遊園地デート編
Go!Go! wonderland
幾分日差しが柔らかくなり始めた8月の終わりといえども、照りつける太陽は秋山をげんなりさせるには充分すぎる素材であった。
そして、もう一つ、わかりきっていたこととはいえ、夏休み最後の日曜日、遊園地。
思い出作りとばかりに学生たちや親子連れで、賑わいすぎるほど賑わっている。
――入場券を買うのも、アトラクションに乗るのも、ミネラルウォーターを買うのも、トイレですら、並ばなくちゃいけないのだ。
何でよりによって、こんな日に?
秋山がぐったりする傍らで、一人違う世界に身を置いているかのように、神崎直は嬉しそうにはしゃいでいる。
何で?なんて考えてたら、このコと付き合えないよ。
そんなことは、誰よりこの秋山深一という男は知っていて、それでも「なんで」と頭を抱えたくなった。
「秋山さん、秋山さん、あれ、あのコースター乗りましょうか?ああ、あのパラシュートが開くのも面白そうです!でも、やっぱりミラーハウスとかも面白そう!」
ぐいぐいと秋山の腕を小さな華奢な手で引き、思いついたもの、目に付いたものに興味の引かれるまま歩き回る。
故に、要領の悪いこと、この上ない。
「あ、あれ美味しそうです。」
園内の端から端へ移動してみたり、次は正面、次は奥、と、移動にやたら時間をとられる周り方だ。
無駄な動きが多いのだ。
それを『入園料分遊ばなくちゃ!ですよね!』なんて意気込んで、嬉々として秋山を引っ張りまわすのだから、付き合うほうはかなり根気が必要なのだ。
「休憩」
「え?どこがいいですか?コースターですか?」
「休憩がいいです。
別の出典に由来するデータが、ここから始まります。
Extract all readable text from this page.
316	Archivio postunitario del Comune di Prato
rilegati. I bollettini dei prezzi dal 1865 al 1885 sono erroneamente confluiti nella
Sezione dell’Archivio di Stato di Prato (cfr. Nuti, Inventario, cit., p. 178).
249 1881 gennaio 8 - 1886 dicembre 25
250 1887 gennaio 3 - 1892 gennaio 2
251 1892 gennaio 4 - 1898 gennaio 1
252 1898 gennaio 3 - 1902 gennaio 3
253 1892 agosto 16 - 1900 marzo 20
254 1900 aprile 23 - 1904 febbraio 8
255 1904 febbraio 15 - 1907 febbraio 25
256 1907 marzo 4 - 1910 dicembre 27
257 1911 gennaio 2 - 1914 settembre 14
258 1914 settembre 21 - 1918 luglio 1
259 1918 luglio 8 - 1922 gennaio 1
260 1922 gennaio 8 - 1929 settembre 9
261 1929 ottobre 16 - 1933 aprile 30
」
かれこれ2時間、炎天下を歩き回っている。
疲れを知らない子どものように足どり軽い直と比べ、ああやっぱ年だな、と感じて秋山は苦笑した。
「とりあえず、あのベンチ、あの日陰の・・・」
言って振り向いた時には、今までぐいぐいと腕を引いていた小さな手が消えていて、秋山は「おいおい」と口癖になりつつある呟きを零した。
コレ、なんかの嫌がらせなんだろうか?
1回はあるだろうと覚悟していたが、本日2度目の迷子を捜す為に、秋山はぐるりと周囲を見回した。
先ほど、1回目は、遊園地に入ってすぐ、着ぐるみについて行って、スタッフゲートで追い払われたところを無事に保護した。
「秋山さん、あのうさぎちゃん、可愛いです〜」と言っていたのを思い出し、パレードルートを聞いて追いかけた。
まったく、さっきまで無駄に俺の腕にぶら下がっていたのに、軽くなった、と思うとこれだもんな。
「さーて・・・いい加減・・・迷子放送使うか?」
すでに太陽は西に傾きだしたとはいえ、アスファルトから立ち上る熱と太陽が容赦なく秋山を襲う。
焦げる、焦げるぞ・・・
炎天下で仕事をすることが多い秋山は、何故休みの日まで焼かれなきゃならんのだ?と、己の運命を呪いつつ、迷子の直の起こしそうな行動を考える。
迷子の迷子の仔猫ちゃん。
家族連れが多いとはいえ、ナンパでもされてたら洒落にならない。
今度は何につられて行った?
ええと、確か、『美味しそう』とか言ってたよな・・・。
通り過ぎる家族連れや恋人たちに視線を走らせる。
そんな人たちの手元を眺め、なんとなく目星をつけた秋山は足早に歩き出した。
「あれか」
いくつかある長い列の一つに狙いを定めた瞬間、秋山の耳に聞き慣れた声が飛び込んできた。
「秋山さーん!あ・き・や・ま・さーーーーん!」
ワゴン売店の前で、両手にアイスを持ち大声をあげる直を、周囲の人々が何事かと眺めている。
アイス、ね。
このまましばらく放置してやろうか、とも考えたが、アイスを持ち歩きオロオロうろうろ、ごった返す人にぶつかりそうになっては「ごめんなさい」と「秋山さん」を繰り返す直を――放っておくことはできなかった。
こんなの放置したら、誰かが被害を被るのは目に見えている。
これを無視できたなら、最初から神崎直に関わったりしていなかっただろう。
何より、今にも大きな瞳から、涙が零れ落ちそうで、秋山は両手をメガホン代わりにして声を上げた。
「おい!ここ!」
そのたった一言が、悪い魔法を解く呪文だったかのように、直の顔には一瞬で笑顔が戻る。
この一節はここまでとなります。